Jeno niekiedy, nocami, gdy wyżlica spała, miłośnie przytulona do jego boku, budziły się w Rexie coś jakby tęsknoty za dworem i za Niemową, który dosyć dawno już nie przychodził. Zaś w miarę upływających dni, zaczynała mu ciążyć kochanka i brzydły okrucieństwa, z jakiemi pastwiła się nad pokonanymi. Był już przesycony mięsem i krwią, przesycony miłością i przesycony szczęściem tego dzikiego bytowania. Zaczynała go już nękać niewyraźna troska o jutro. Czasami wietrzył jakieś niebezpieczeństwo niedalekie. Kiedyś, poczuwszy smugę prochowego dymu, zadygotał trwogą. A jakiejś nocy wyraźnie posłyszał echa dalekich strzałów. To znowu głos dziedziczki huczał w nim tak gromiąco, że uciekł z barłogu. Nie zdradzając się z tych udręczeń, wymykał się niekiedy na skraj moczarów i wzbierającą tęsknotą łowił pogłosy, zawiewające od dworu. Wraz też wstawały przypomnienia krzywd doznanych i budziło się takie dzikie pragnienie zemsty, że, drąc pazurami ziemię, wył z bezsilnej wściekłości. Wracał z tych tajonych wycieczek jakby czulszy dla wyżlicy, ale okrutniejszy dla wszystkiego, co mu wpadło w pazury.

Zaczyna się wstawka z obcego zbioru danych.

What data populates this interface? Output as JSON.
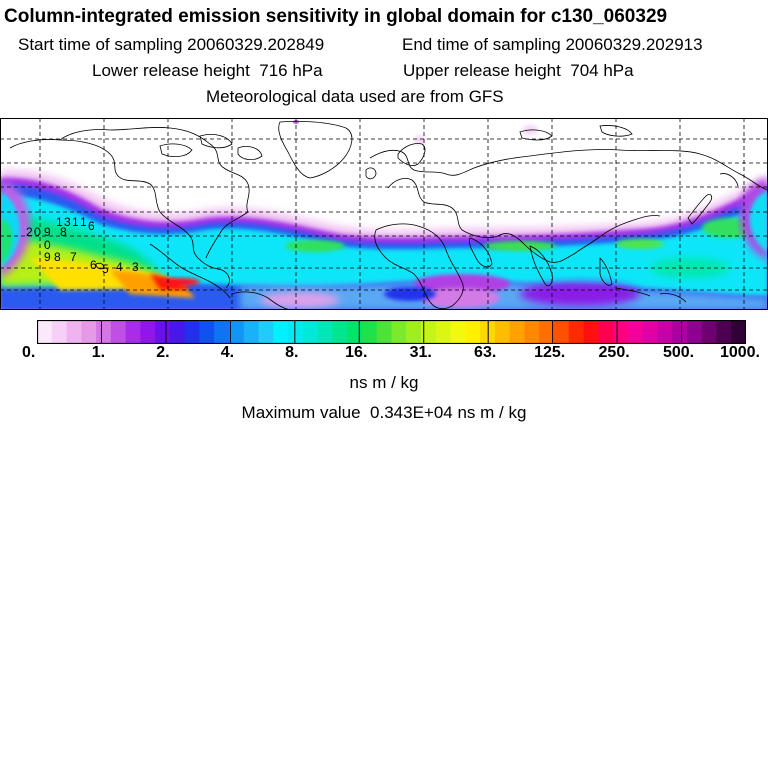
{
  "title": "Column-integrated emission sensitivity in global domain for c130_060329",
  "start_time": "Start time of sampling 20060329.202849",
  "end_time": "End time of sampling 20060329.202913",
  "lower_release": "Lower release height  716 hPa",
  "upper_release": "Upper release height  704 hPa",
  "met_data": "Meteorological data used are from GFS",
  "colorbar": {
    "tick_labels": [
      "0.",
      "1.",
      "2.",
      "4.",
      "8.",
      "16.",
      "31.",
      "63.",
      "125.",
      "250.",
      "500.",
      "1000."
    ],
    "colors": [
      "#fbe8fb",
      "#f6d0f6",
      "#efb4ef",
      "#e59ae8",
      "#d277e4",
      "#c050e4",
      "#a92ce8",
      "#9016e9",
      "#6a10e8",
      "#4818ea",
      "#2230ee",
      "#1052f0",
      "#0f74f4",
      "#1196f6",
      "#19b2f8",
      "#21ccfa",
      "#00f0ff",
      "#00eaf0",
      "#00e8d8",
      "#00e6b6",
      "#00e690",
      "#00e46a",
      "#1de24a",
      "#4de237",
      "#7bea2a",
      "#a0ef1d",
      "#c4f418",
      "#dcf614",
      "#f2f80e",
      "#fff000",
      "#ffd800",
      "#ffbd00",
      "#ffa200",
      "#ff8800",
      "#ff6e00",
      "#ff5000",
      "#ff2a00",
      "#ff1010",
      "#ff0050",
      "#ff0080",
      "#f4009a",
      "#e000a5",
      "#c800a8",
      "#ad00a0",
      "#8e0090",
      "#6e0070",
      "#4c0050",
      "#300036"
    ],
    "units": "ns m / kg"
  },
  "max_value": "Maximum value  0.343E+04 ns m / kg",
  "trajectory_labels": [
    "2",
    "0",
    "9",
    "8",
    "1",
    "3",
    "1",
    "1",
    "6",
    "0",
    "9",
    "8",
    "7",
    "6",
    "5",
    "4",
    "3"
  ]
}
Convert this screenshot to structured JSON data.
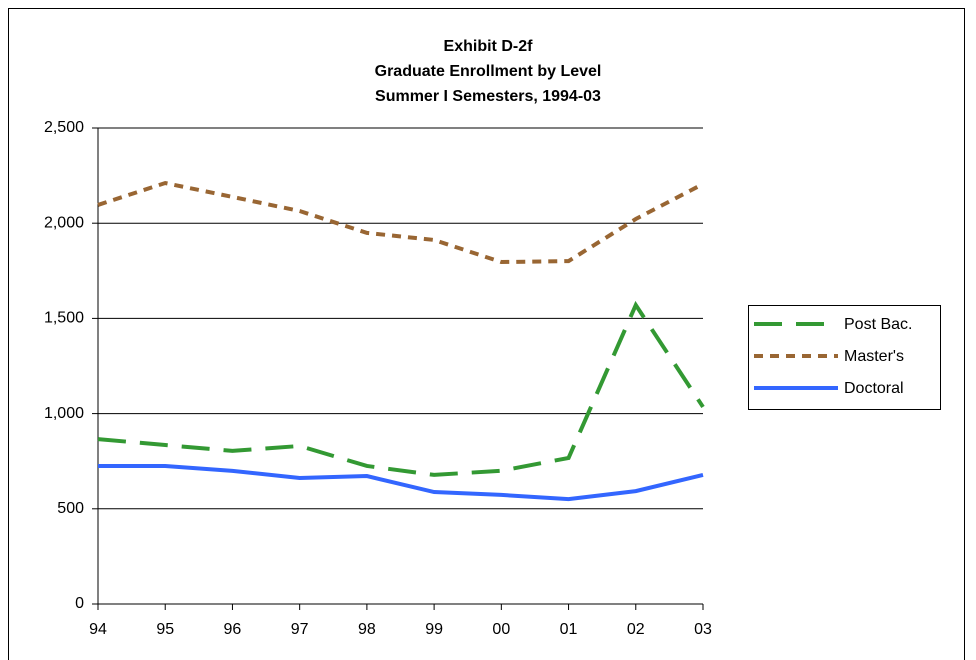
{
  "chart_data": {
    "type": "line",
    "title": "Exhibit D-2f",
    "subtitle": [
      "Graduate Enrollment by Level",
      "Summer I Semesters, 1994-03"
    ],
    "categories": [
      "94",
      "95",
      "96",
      "97",
      "98",
      "99",
      "00",
      "01",
      "02",
      "03"
    ],
    "series": [
      {
        "name": "Post Bac.",
        "color": "#339933",
        "dash": "long-dash",
        "values": [
          866,
          835,
          804,
          830,
          725,
          678,
          700,
          767,
          1570,
          1035
        ]
      },
      {
        "name": "Master's",
        "color": "#996633",
        "dash": "short-dash",
        "values": [
          2096,
          2211,
          2138,
          2064,
          1949,
          1912,
          1796,
          1801,
          2022,
          2206
        ]
      },
      {
        "name": "Doctoral",
        "color": "#3366ff",
        "dash": "solid",
        "values": [
          725,
          725,
          699,
          662,
          672,
          588,
          573,
          551,
          593,
          678
        ]
      }
    ],
    "ylim": [
      0,
      2500
    ],
    "yticks": [
      0,
      500,
      {
        "value": 1000,
        "label": "1,000"
      },
      {
        "value": 1500,
        "label": "1,500"
      },
      {
        "value": 2000,
        "label": "2,000"
      },
      {
        "value": 2500,
        "label": "2,500"
      }
    ],
    "grid": true,
    "legend": "right"
  }
}
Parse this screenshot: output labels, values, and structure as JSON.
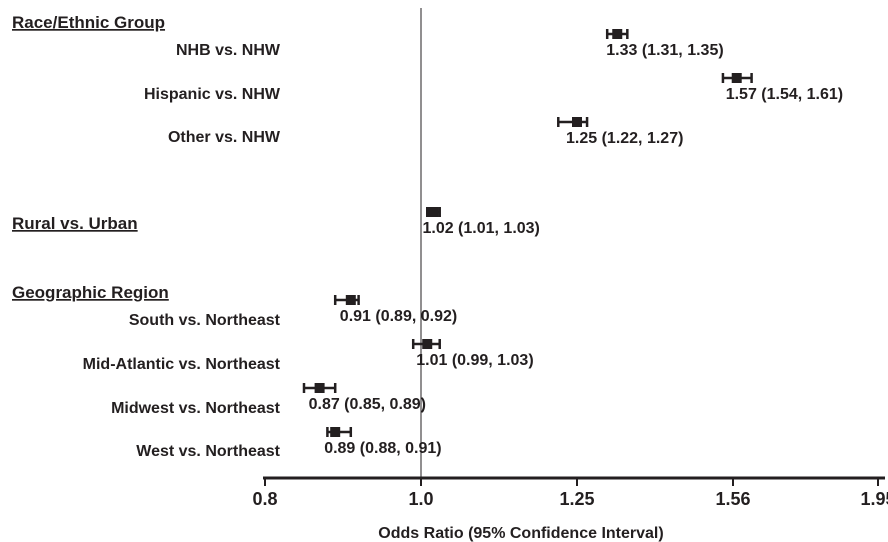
{
  "chart_data": {
    "type": "forest",
    "xlabel": "Odds Ratio (95% Confidence Interval)",
    "reference_line": 1.0,
    "x_ticks": [
      {
        "value": 0.8,
        "label": "0.8"
      },
      {
        "value": 1.0,
        "label": "1.0"
      },
      {
        "value": 1.25,
        "label": "1.25"
      },
      {
        "value": 1.56,
        "label": "1.56"
      },
      {
        "value": 1.95,
        "label": "1.95"
      }
    ],
    "xlim": [
      0.8,
      1.95
    ],
    "groups": [
      {
        "header": "Race/Ethnic Group",
        "rows": [
          {
            "label": "NHB vs. NHW",
            "or": 1.33,
            "lo": 1.31,
            "hi": 1.35,
            "text": "1.33 (1.31, 1.35)"
          },
          {
            "label": "Hispanic vs. NHW",
            "or": 1.57,
            "lo": 1.54,
            "hi": 1.61,
            "text": "1.57 (1.54, 1.61)"
          },
          {
            "label": "Other vs. NHW",
            "or": 1.25,
            "lo": 1.22,
            "hi": 1.27,
            "text": "1.25 (1.22, 1.27)"
          }
        ]
      },
      {
        "header": "Rural vs. Urban",
        "rows": [
          {
            "label": "",
            "or": 1.02,
            "lo": 1.01,
            "hi": 1.03,
            "text": "1.02 (1.01, 1.03)"
          }
        ]
      },
      {
        "header": "Geographic Region",
        "rows": [
          {
            "label": "South vs. Northeast",
            "or": 0.91,
            "lo": 0.89,
            "hi": 0.92,
            "text": "0.91 (0.89, 0.92)"
          },
          {
            "label": "Mid-Atlantic vs. Northeast",
            "or": 1.01,
            "lo": 0.99,
            "hi": 1.03,
            "text": "1.01 (0.99, 1.03)"
          },
          {
            "label": "Midwest vs. Northeast",
            "or": 0.87,
            "lo": 0.85,
            "hi": 0.89,
            "text": "0.87 (0.85, 0.89)"
          },
          {
            "label": "West vs. Northeast",
            "or": 0.89,
            "lo": 0.88,
            "hi": 0.91,
            "text": "0.89 (0.88, 0.91)"
          }
        ]
      }
    ],
    "colors": {
      "ink": "#231f20"
    }
  }
}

Jakiejś nocy księżycowej i ponad opowiedzenie rozśpiewanej, zbudził go trwożny krzyk gęsiorów, a potem nagła, grobowa cisza. Suki przy nim nie było — leżała przed budą, bijąc ogonem i klapiąc rozdygotanemi kłami. Górą przeciągał jakiś dziwny, niepokojący zapach. Skoczył na budę i, wietrząc na wszystkie strony, pomimo ostrych wyziewów bagien i gniazd żórawich, wyraźnie poczuł swąd wilczy.
Strona:PL Władysław Stanisław Reymont - Bunt - Baśń.djvu/040
Ta strona została uwierzytelniona.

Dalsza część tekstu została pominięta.